A stone veneer is a fantastic way to enhance the aesthetics of any wall in or outside your property.
Adding a stone veneer is a much more cost-effective alternative to investing in actual expensive masonry.
There is no denying that stone can look fantastic in construction, as well as providing a very functional material.
However, it is expensive to use natural stone extensively in construction.
Before you lay down your first stone veneer, here are four DIY tips that you need to know.
Make Sure You Cut The Lath Properly
When you are cutting the lath, it is essential that you have proper safety gloves and glasses on.
You should also have access to appropriate cutting tools, such as a diamond blade on an angle grinder.
Cutting a metal lath is more challenging than many people realize.
The lath will often come in separate sheets, cutting these sheets while they are lying flat on the ground is much easier than trying to cut them while partially lifting them.
Using this technique will also no prevent the lath from bending as you are cutting it.
Lay Out The Veneer Before You Begin
Before you begin installing your stone veneer, you should first lay everything out on the floor.

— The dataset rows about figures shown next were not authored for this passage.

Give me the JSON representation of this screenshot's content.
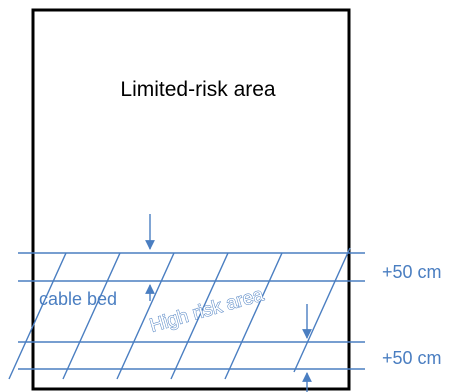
{
  "labels": {
    "limited_risk_area": "Limited-risk area",
    "cable_bed": "cable bed",
    "high_risk_area": "High risk area",
    "offset_top": "+50 cm",
    "offset_bottom": "+50 cm"
  },
  "colors": {
    "frame": "#000000",
    "lines": "#4a7ec1",
    "text_blue": "#4a7ec1"
  }
}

This will ensure that you have enough material to cover the space.
If you are using a combination of different thin stone veneer finishes, it will also give you the opportunity to see them side by side and get a sneak peek at how they will look next to one another.
Dampen The Surface
Prior to installation, you should lightly dampen the concrete or other surface that you are applying the stone veneer to.
If there is too much water, the mortar can end up becoming runny and you will have difficulty getting your veneer to split.

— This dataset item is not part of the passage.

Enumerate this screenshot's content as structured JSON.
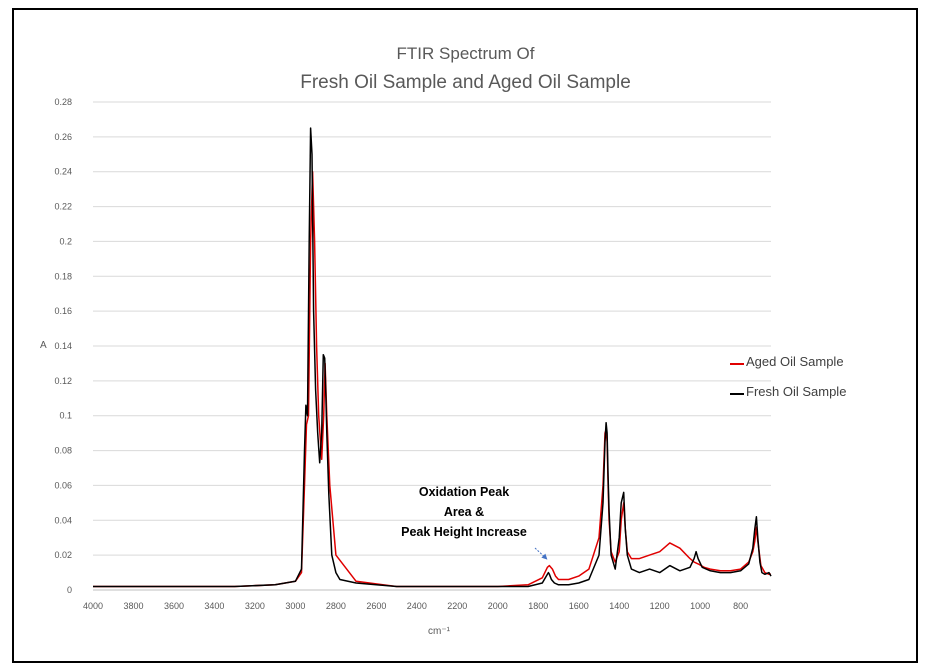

However, a lightly damp surface will not only help the stone veneer to adhere properly, but it will also so keep the pieces clean from dirt and dust.
Use Proper Application Technique
It is essential to use the proper technique to apply a veneer if you want it to stick.
Begin by applying the corners first, and from there, work your way up from the bottom.
In each corner, there is both a long leg and a short leg, you should alternate between them when you are laying the corners down.
This will give the stone a staggered pattern and will prevent a straight joint from running the length of the corner and ruining the visual effect.
Once you have done the corners, you should then cover the flat part of the wall by beginning at the top and working your way down.
This will ensure that any debris that falls down does not stick to the face of the veneer.
Adding a stone veneer can instantly make any surface on your property look more attractive and interesting.
Just make sure that you plan out what you are going to do before you do it, as repairing a veneer later can be a real pain.